A new study finds that patients who can legally treat themselves with medical cannabis stop using prescription opioids or use fewer opiates to care for chronic pain symptoms.
Patients enrolled in New Mexico’s medical cannabis program also suffered less pain, and they enjoyed a higher quality of life, better social experiences, higher levels of activity, and concentration.
The investigation published in the journal PLOS One analyzed health records from 66 habitual opioid users who were diagnosed with severe chronic pain to determine if and how legalized medical marijuana programs affected patients’ opioid use. Thirty-seven of the patients were enrolled in a legal medical cannabis program in New Mexico between 2010 and 2015 while the remaining 29 patients were not registered.
New Mexico’s medical marijuana program allows its patients with severe chronic pain to self-manage their marijuana use, including how and how often the patients take cannabis, and what strength and strain of cannabis are used, giving patients much latitude over managing their condition.
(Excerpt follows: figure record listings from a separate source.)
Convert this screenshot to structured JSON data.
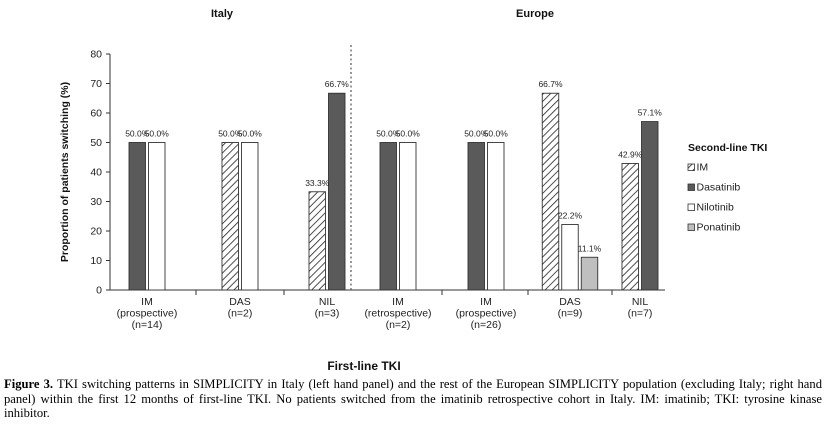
{
  "chart_data": {
    "type": "bar",
    "ylabel": "Proportion of patients switching (%)",
    "xlabel": "First-line TKI",
    "ylim": [
      0,
      80
    ],
    "yticks": [
      "0",
      "10",
      "20",
      "30",
      "40",
      "50",
      "60",
      "70",
      "80"
    ],
    "legend": {
      "title": "Second-line TKI",
      "placement": "right",
      "entries": [
        "IM",
        "Dasatinib",
        "Nilotinib",
        "Ponatinib"
      ]
    },
    "colors": {
      "IM": "#ffffff",
      "Dasatinib": "#5a5a5a",
      "Nilotinib": "#ffffff",
      "Ponatinib": "#bfbfbf",
      "stroke": "#333333"
    },
    "panels": [
      {
        "title": "Italy",
        "groups": [
          {
            "label": [
              "IM",
              "(prospective)",
              "(n=14)"
            ],
            "bars": [
              {
                "series": "Dasatinib",
                "value": 50.0,
                "label": "50.0%"
              },
              {
                "series": "Nilotinib",
                "value": 50.0,
                "label": "50.0%"
              }
            ]
          },
          {
            "label": [
              "DAS",
              "(n=2)"
            ],
            "bars": [
              {
                "series": "IM",
                "value": 50.0,
                "label": "50.0%"
              },
              {
                "series": "Nilotinib",
                "value": 50.0,
                "label": "50.0%"
              }
            ]
          },
          {
            "label": [
              "NIL",
              "(n=3)"
            ],
            "bars": [
              {
                "series": "IM",
                "value": 33.3,
                "label": "33.3%"
              },
              {
                "series": "Dasatinib",
                "value": 66.7,
                "label": "66.7%"
              }
            ]
          }
        ]
      },
      {
        "title": "Europe",
        "groups": [
          {
            "label": [
              "IM",
              "(retrospective)",
              "(n=2)"
            ],
            "bars": [
              {
                "series": "Dasatinib",
                "value": 50.0,
                "label": "50.0%"
              },
              {
                "series": "Nilotinib",
                "value": 50.0,
                "label": "50.0%"
              }
            ]
          },
          {
            "label": [
              "IM",
              "(prospective)",
              "(n=26)"
            ],
            "bars": [
              {
                "series": "Dasatinib",
                "value": 50.0,
                "label": "50.0%"
              },
              {
                "series": "Nilotinib",
                "value": 50.0,
                "label": "50.0%"
              }
            ]
          },
          {
            "label": [
              "DAS",
              "(n=9)"
            ],
            "bars": [
              {
                "series": "IM",
                "value": 66.7,
                "label": "66.7%"
              },
              {
                "series": "Nilotinib",
                "value": 22.2,
                "label": "22.2%"
              },
              {
                "series": "Ponatinib",
                "value": 11.1,
                "label": "11.1%"
              }
            ]
          },
          {
            "label": [
              "NIL",
              "(n=7)"
            ],
            "bars": [
              {
                "series": "IM",
                "value": 42.9,
                "label": "42.9%"
              },
              {
                "series": "Dasatinib",
                "value": 57.1,
                "label": "57.1%"
              }
            ]
          }
        ]
      }
    ]
  },
  "caption": {
    "figure_label": "Figure 3.",
    "text": "TKI switching patterns in SIMPLICITY in Italy (left hand panel) and the rest of the European SIMPLICITY population (excluding Italy; right hand panel) within the first 12 months of first-line TKI. No patients switched from the imatinib retrospective cohort in Italy. IM: imatinib; TKI: tyrosine kinase inhibitor."
  }
}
For the study, researchers had access to 21 months of prescription data, including three months of data before patient enrollment in the medical cannabis program. Compared to those patients not enrolled in the program, cannabis users were 17 times more likely to cease their prescription opioid use and over five times more likely to reduce their daily dosage of opioids.
On average, medical marijuana patients were able to cut their opioid dosage in half. In contrast, patients not in the medical cannabis program increased their daily dosage of opioids by over 10 percent.
Replacing Prescriptions with Cannabis
Overall, over 80 percent of medical marijuana patients were efficiently used fewer prescription opioids, while over 40 percent stopped filling opioid prescriptions altogether after a year and a half of being enrolled in the medical marijuana program, suggesting that medical marijuana can be used to treat symptoms of severe chronic pain adequately.
These results recall the findings of a recent Illinois study in which the state’s medical marijuana programhas allowed chronic pain patients to treat their symptoms of rheumatoid arthritis, back pain, and cancer more quickly, efficiently, and for more extended periods of time than their prescription painkillers.
These results were also consistent with the conclusions of another study earlier this year that found that over three-quarters of medical marijuana patients significantly reduced their opioid use. Patients also reported reductions in the use of alcohol, antidepressants, anti-anxiety, migraine, and sleep medications, suggesting the versatility of medical cannabis in treating a variety of conditions and symptoms.
The Beneficial Effects of Medical Cannabis
None of the medical marijuana patients reported adverse side effects from cannabis use in either the New Mexico or Illinois study. In fact, in the New Mexico study, after a year of enrollment in the state’s medical marijuana program, nearly all of the program’s enrollees reported “good” or “great” benefits in their activity level and concentration level compared to the period before their enrollment.
This absence of harmful side effects and added quality of life benefits are in stark contrast to the aversive side effects of opioid use such dizziness, nausea, fatigue, and withdrawal.
The authors of the study cited a lack of documented evidence that there are any long-term benefits of prescription opioids for chronic pain patients; in fact, long-term opioid use links to an increased risk of fatal overdose, substance abuse, and heart attack. The legalization of medical marijuana may offset these risks.
Recent findings have shown that there was a 25 percent reduction of opioid-related deaths in states where medical marijuana is legal.